Over the last 5 years IT Group has seen a significant increase in the number of instructions relating to intellectual property theft.
Increasingly we are deploying techniques over and above the basic test of whether or not in our opinion two pieces of code are substantially the same, whether one derived from the other or whether they contain shareware available in the public domain.
Those techniques include the analysis of “white space”, the investigation of the potential theft process (email, FTP, USB, dropbox, p2p etc.), the analysis of circumvention techniques and forensic dating – which came first?
This short article discusses these techniques and how they apply to the available legislation – the Copyright, Designs and Patents Act 1988 (“the Act”) and the amendments arising from the EU Copyright Directive.
While the ultimate test is the application of one or more measures offered by the Act, the uncovering of the tracks to show that the original work was stolen, removed, or copied often provides very persuasive supporting evidence.
“White Space” Analysis
White space is the term used to describe the regions of a document portrayed on a computer screen as empty. These include margins, tabs, spaces and everything after a carriage return. All have the same look – nothing there, hence the expression white space. Most human software creators, in common with anyone who types a document, will exhibit some degree of inconsistency when typing.
Modern accepted typing standards require a single space after a full stop. Previous standards usually called for two spaces.There is no requirement for a space (or two) before a carriage return but often coders and typists will inadvertently include a space before the carriage return – but crucially not consistently. The effect is to give a piece of typed script (a software program perhaps) a hidden fingerprint.
To the casual observer, two pieces of typed script may look identical.
Using simple techniques such as turning on the “display paragraph marks” in Word for example [Ctrl + *], it is easy to analyse two seemingly identical pieces of typed script to check them at a different level.
This technique comes into its own when software has been disguised – re-written after copying to look different but actually to do the same thing and based on the same code. The pseudo-random white space format can often quickly establish strong evidence of direct copying rather than a possible claim for a complete rewrite using the software developers “tool-kit”.
Forensic IT Analysis
At IT Group we have developed tools and techniques that are able to analyse millions of emails very rapidly looking for patterns and identifying when attachments were first included and to whom they were subsequently forwarded.

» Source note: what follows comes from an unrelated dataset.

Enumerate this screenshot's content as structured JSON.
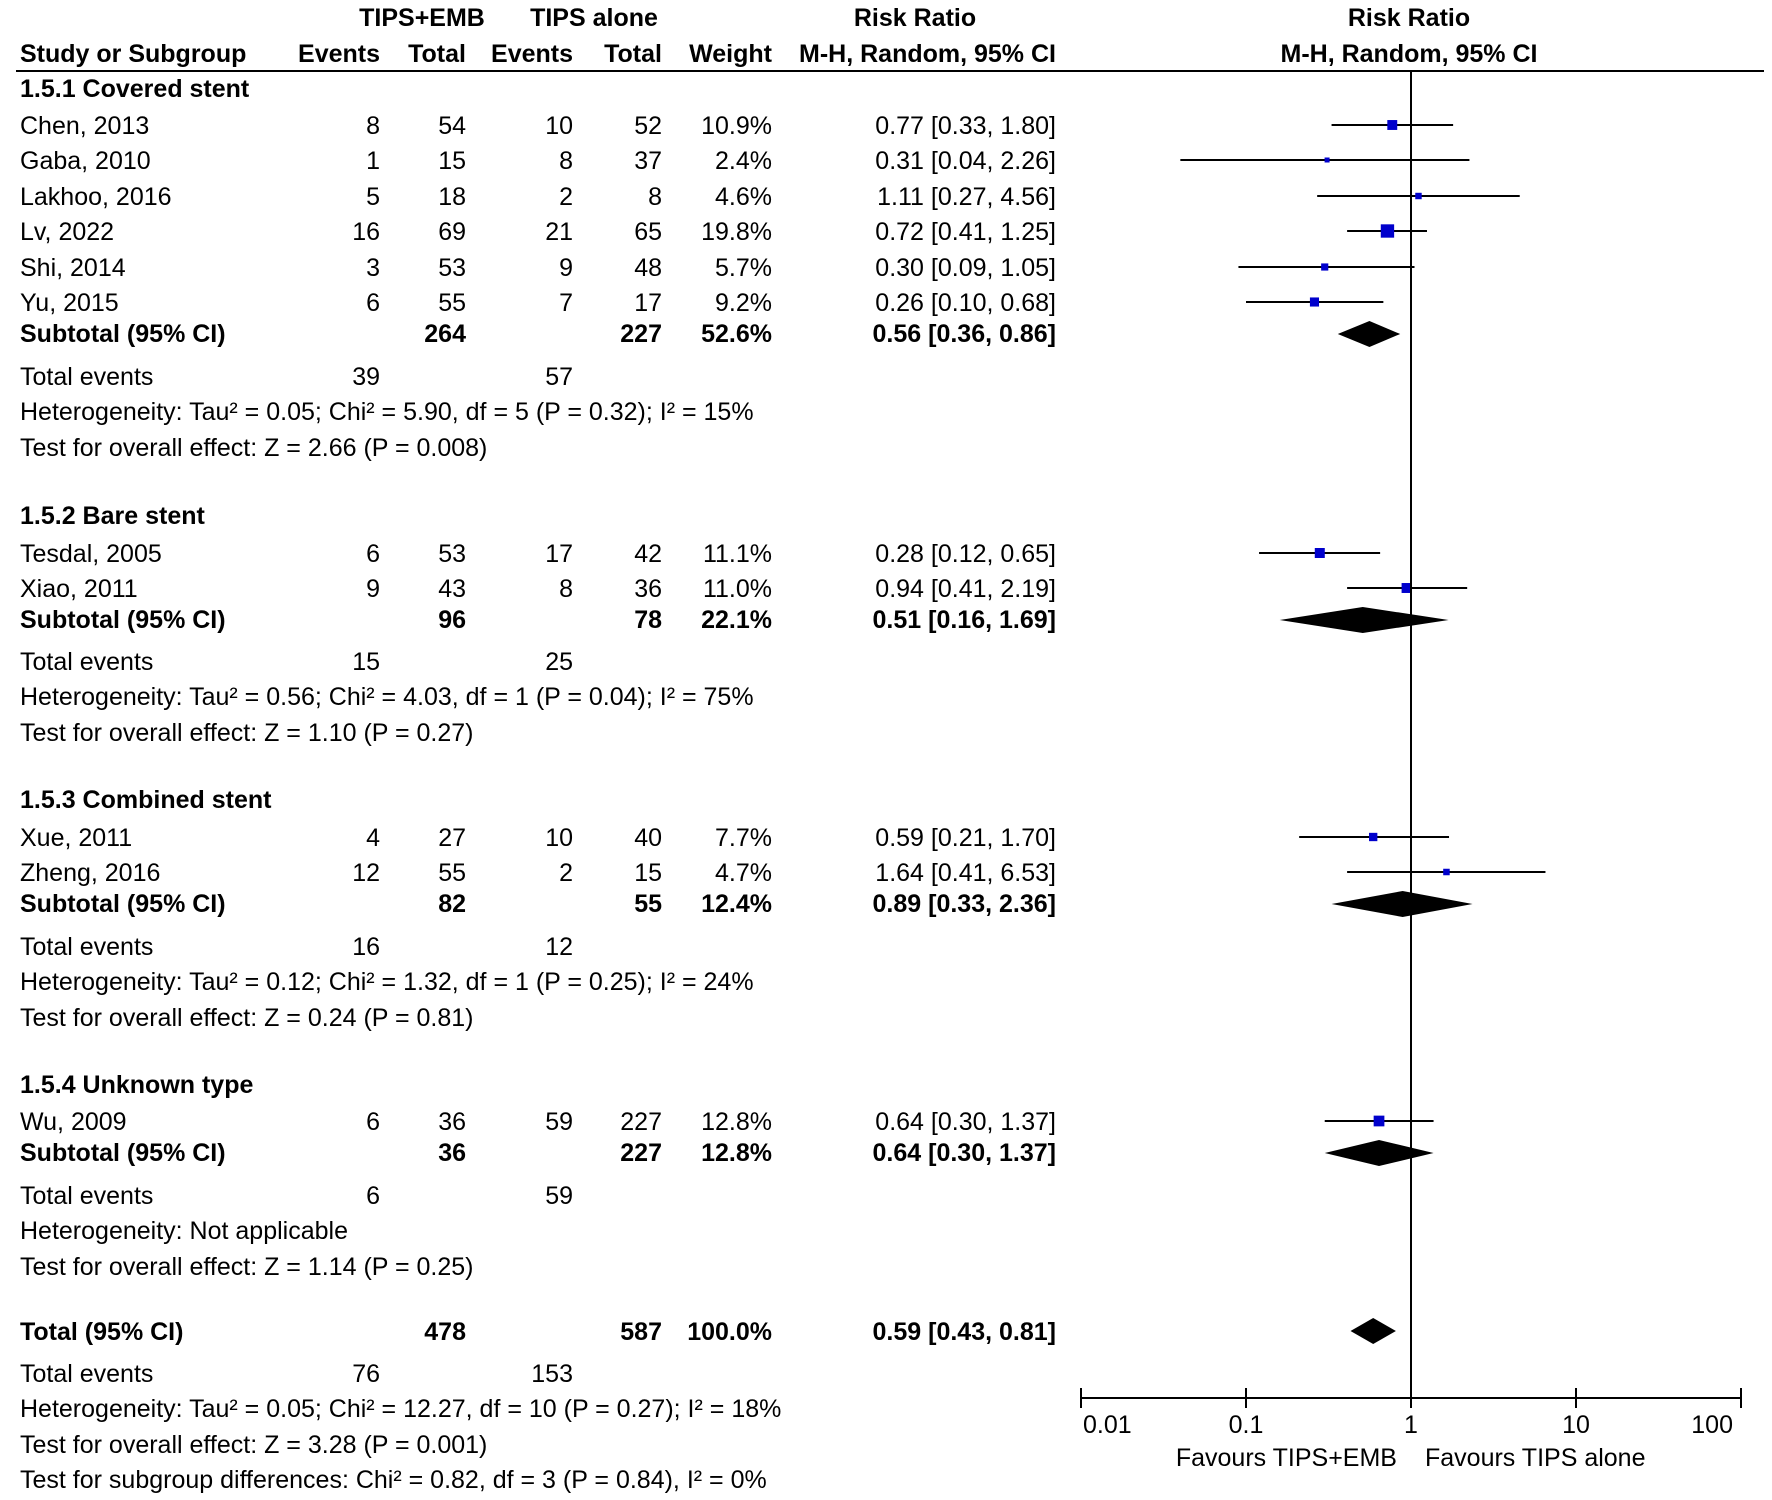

In combination with other simple forensic techniques such as time-line analysis (software is often emailed out of a company outside the core business day) and content analysis - emails with stolen software attached rarely have any basic content; one case was solved by searching for “smiley face” emoticons.
The offending email with the software attached simply said “Here you go ☺”.

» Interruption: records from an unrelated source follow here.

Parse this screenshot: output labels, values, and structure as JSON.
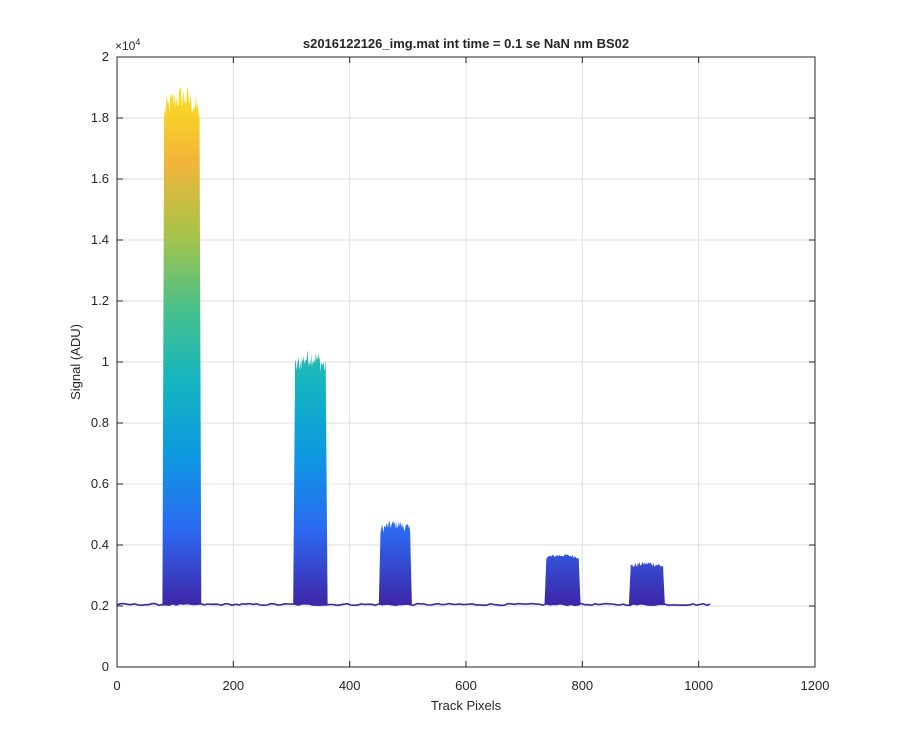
{
  "chart_data": {
    "type": "area",
    "title": "s2016122126_img.mat int time = 0.1 se  NaN nm BS02",
    "xlabel": "Track Pixels",
    "ylabel": "Signal (ADU)",
    "y_exponent_label": "×10",
    "y_exponent_power": "4",
    "xlim": [
      0,
      1200
    ],
    "ylim": [
      0,
      20000
    ],
    "x_ticks": [
      0,
      200,
      400,
      600,
      800,
      1000,
      1200
    ],
    "x_tick_labels": [
      "0",
      "200",
      "400",
      "600",
      "800",
      "1000",
      "1200"
    ],
    "y_ticks": [
      0,
      2000,
      4000,
      6000,
      8000,
      10000,
      12000,
      14000,
      16000,
      18000,
      20000
    ],
    "y_tick_labels": [
      "0",
      "0.2",
      "0.4",
      "0.6",
      "0.8",
      "1",
      "1.2",
      "1.4",
      "1.6",
      "1.8",
      "2"
    ],
    "grid": true,
    "colormap": [
      "#3e26a8",
      "#2c69f2",
      "#0d98e0",
      "#13b5c1",
      "#49c08b",
      "#a7c34a",
      "#f3b53a",
      "#f9e01e"
    ],
    "baseline": 2050,
    "x_end": 1023,
    "peaks": [
      {
        "x_start": 78,
        "x_end": 145,
        "top": 18200,
        "max": 19000
      },
      {
        "x_start": 303,
        "x_end": 362,
        "top": 9800,
        "max": 10400
      },
      {
        "x_start": 450,
        "x_end": 507,
        "top": 4500,
        "max": 4800
      },
      {
        "x_start": 735,
        "x_end": 797,
        "top": 3600,
        "max": 3700
      },
      {
        "x_start": 880,
        "x_end": 942,
        "top": 3300,
        "max": 3450
      }
    ]
  }
}
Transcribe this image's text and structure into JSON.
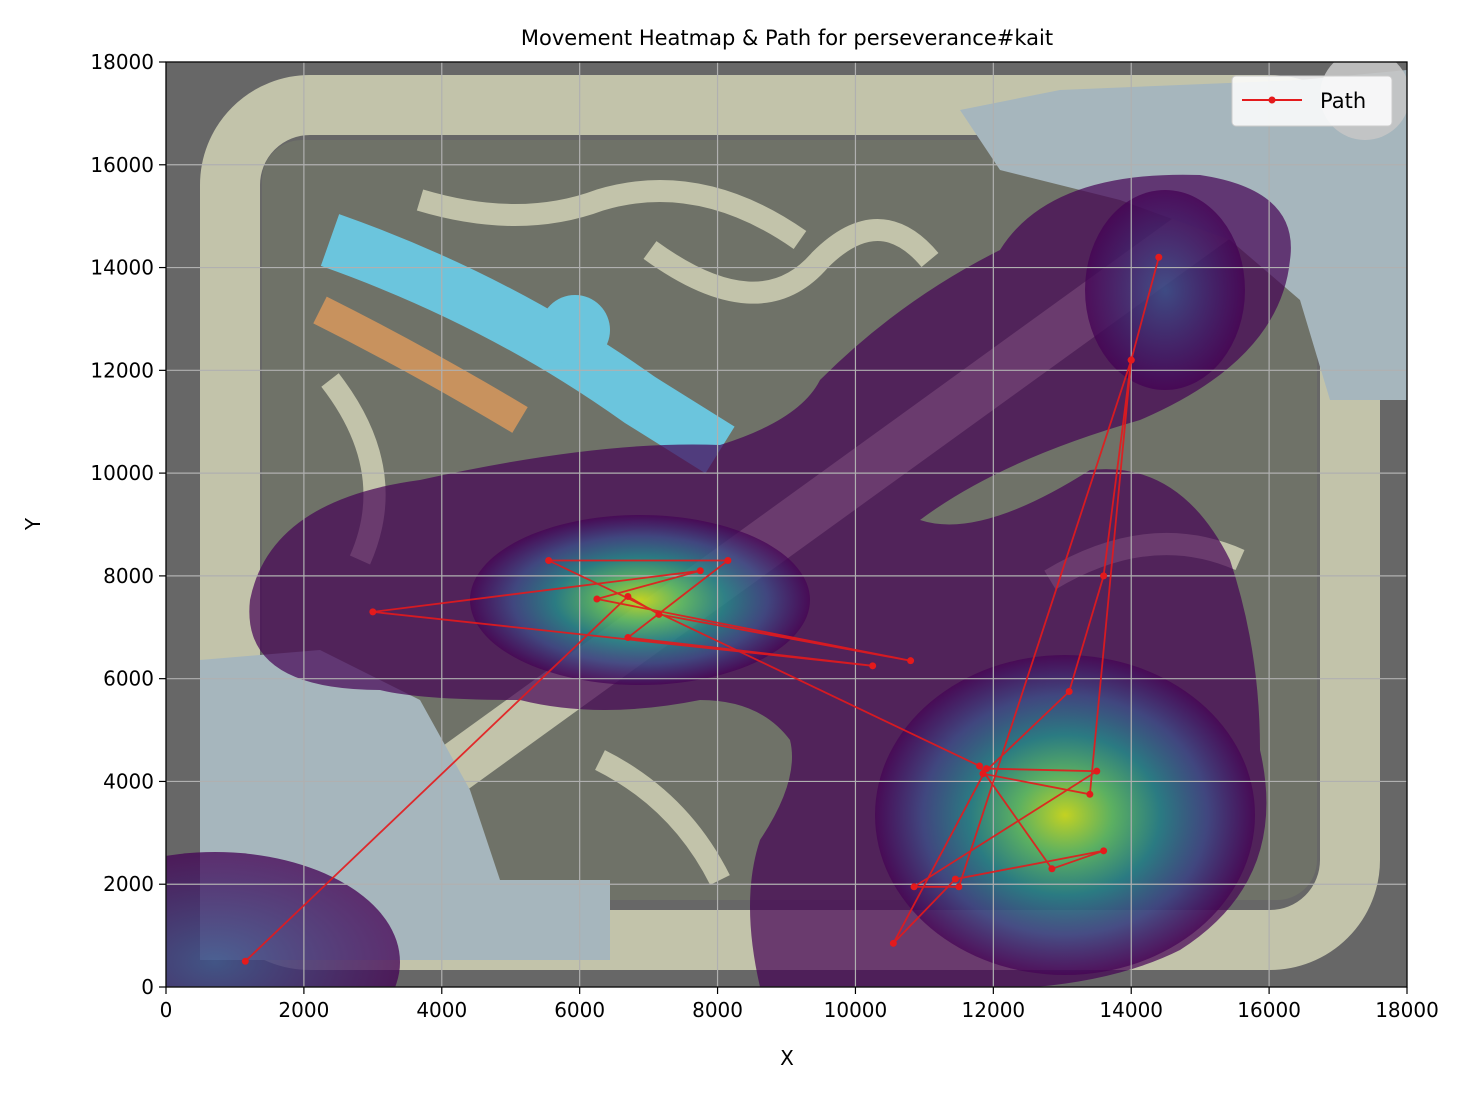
{
  "chart_data": {
    "type": "line",
    "title": "Movement Heatmap & Path for perseverance#kait",
    "xlabel": "X",
    "ylabel": "Y",
    "xlim": [
      0,
      18000
    ],
    "ylim": [
      0,
      18000
    ],
    "xticks": [
      0,
      2000,
      4000,
      6000,
      8000,
      10000,
      12000,
      14000,
      16000,
      18000
    ],
    "yticks": [
      0,
      2000,
      4000,
      6000,
      8000,
      10000,
      12000,
      14000,
      16000,
      18000
    ],
    "grid": true,
    "legend": {
      "position": "top-right",
      "entries": [
        "Path"
      ]
    },
    "colors": {
      "path": "#e41a1c",
      "background": "#676767",
      "lane": "#c2c3aa",
      "river": "#6bc5dd",
      "base": "#a6b6bd",
      "heat_low": "#440154",
      "heat_mid": "#21918c",
      "heat_high": "#cde11d"
    },
    "series": [
      {
        "name": "Path",
        "x": [
          1150,
          6700,
          7150,
          10800,
          6250,
          7750,
          3000,
          10250,
          6700,
          8150,
          5550,
          11800,
          12850,
          13600,
          11450,
          10550,
          11900,
          13500,
          10850,
          11500,
          14000,
          13400,
          11850,
          13100,
          13600,
          14000,
          14400
        ],
        "y": [
          500,
          7600,
          7250,
          6350,
          7550,
          8100,
          7300,
          6250,
          6800,
          8300,
          8300,
          4300,
          2300,
          2650,
          2100,
          850,
          4250,
          4200,
          1950,
          1950,
          12200,
          3750,
          4150,
          5750,
          8000,
          12200,
          14200
        ]
      }
    ],
    "heatmap_hotspots": [
      {
        "x": 7000,
        "y": 7500,
        "level": "high"
      },
      {
        "x": 12800,
        "y": 3300,
        "level": "high"
      },
      {
        "x": 14200,
        "y": 13500,
        "level": "low"
      },
      {
        "x": 600,
        "y": 500,
        "level": "low"
      }
    ]
  }
}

Tools exist that analyse when a USB stick was introduced to a PC or laptop and then time line analysis of file activity can quickly align the copying of files and the use of the USB stick.
Many larger corporations routinely include copy protection measures in their software. This is particularly common (and necessary) in sectors such as video games. Products frequently find their way on to the market that purport to offer enhancements to games or to offer the means to use a gaming console for other purposes but often are really marketed to provide circumvention methods enabling people to copy games illegally.

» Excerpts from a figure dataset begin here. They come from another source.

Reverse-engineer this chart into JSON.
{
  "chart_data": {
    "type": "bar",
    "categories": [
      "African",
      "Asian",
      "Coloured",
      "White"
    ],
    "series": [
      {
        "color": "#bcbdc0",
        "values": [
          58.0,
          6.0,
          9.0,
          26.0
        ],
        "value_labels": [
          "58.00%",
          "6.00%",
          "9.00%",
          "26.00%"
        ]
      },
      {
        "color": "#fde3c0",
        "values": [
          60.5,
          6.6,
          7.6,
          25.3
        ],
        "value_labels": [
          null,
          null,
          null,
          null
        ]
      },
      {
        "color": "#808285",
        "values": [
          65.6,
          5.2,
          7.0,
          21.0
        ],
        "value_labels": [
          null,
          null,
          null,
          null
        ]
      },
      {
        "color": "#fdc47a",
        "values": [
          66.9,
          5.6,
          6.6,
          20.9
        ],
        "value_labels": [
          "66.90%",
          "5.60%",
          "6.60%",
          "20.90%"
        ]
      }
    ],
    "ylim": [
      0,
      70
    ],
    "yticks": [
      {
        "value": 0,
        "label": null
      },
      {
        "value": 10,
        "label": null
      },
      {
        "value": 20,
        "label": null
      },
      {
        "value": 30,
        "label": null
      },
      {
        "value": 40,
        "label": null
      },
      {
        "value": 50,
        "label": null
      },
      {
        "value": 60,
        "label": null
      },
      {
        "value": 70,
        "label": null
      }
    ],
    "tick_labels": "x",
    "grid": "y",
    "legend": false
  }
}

Analysis of the functions of such products can be challenging and often requires a detailed knowledge of the underlying software and electronics which typically is not available from the manufacturer and therefore has to be derived by reverse engineering.
Which piece of software came first is a very powerful piece of evidence if it can be reliably established. In a real-life case I was instructed in some time ago, a final year student was threatened with being discharged from his university because anti-plagiarism software had detected copying. He claimed that his work had been copied but he had handed his work in after another student who he claimed had asked to see his work as he was struggling with the assignment.
A full forensic analysis of the student’s laptop recovered several deleted drafts of the student’s work over the preceding weeks proving he had created the original. The other student was discharged from the University.